Umami oldukça gizemli bir kavramdır, neredeyse bir sincap gibidir: "Görüyor musun ama orada!" Bunu gerçekten hissetmek için, örneğin bir domates yemeniz, her parçayı en az 30 kez çiğnemeniz ve duygularınızı dikkatlice dinlemeniz gerekir (bence çok Japonca). Ağızda bıraktığınız hafif tat tam da umami olacak. Bu arada, terimin ve kavramın "ebeveyni" Japon profesör Yakeda Kumikae tarafından yaklaşık olarak bu şekilde keşfedildi. 1908'de Almanya'ya vardığında bir sorunla karşı karşıya kaldı: O zamanlar Avrupa'da kendisine "yerli" olan Japon ürünlerini bulmak neredeyse imkansızdı. Kuşkonmaz, salatalık, domates, et ve peynirleri (tabii ki iyice) çiğnemek zorunda kaldım.
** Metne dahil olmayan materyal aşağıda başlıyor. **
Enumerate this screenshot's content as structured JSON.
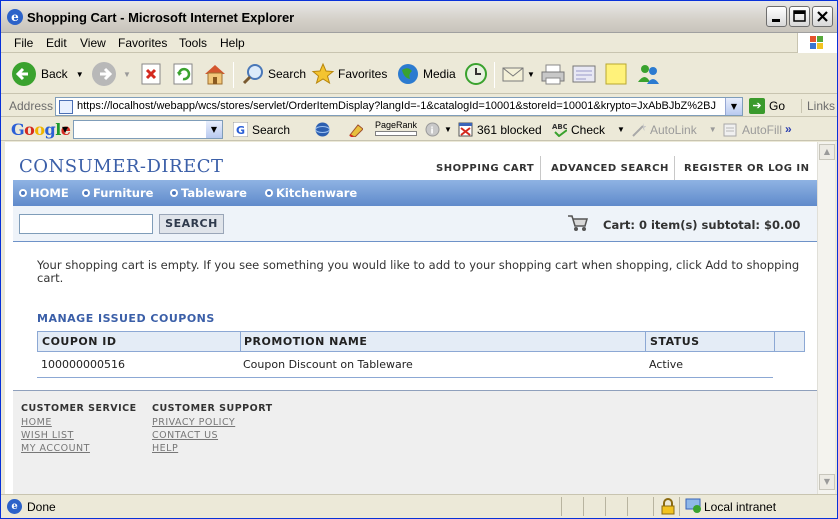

Ve bir anda, o ana kadar bilmediği bir tat hissetti; ne acı, ne tatlı, ne ekşi, ne tuzlu, ne de bunların karıştırılmasıyla elde ediliyordu. Japonya'ya dönen profesör, duyularını geri kazanmaya çalıştı ve 12 kg konbu alginden 30 g glutamik asit izole ederek ve Avrupa keşfine en yakın tadı elde ederek başarıya ulaştı. Ortaya çıkan öğeye "lezzetli" anlamına gelen "umami" adını verdi. Bu arada, Japon gıda endüstrisinde zorunlu bir gösterge var - kelimenin tam anlamıyla "lezzet göstergesi" olarak tercüme edilen "umami seibun".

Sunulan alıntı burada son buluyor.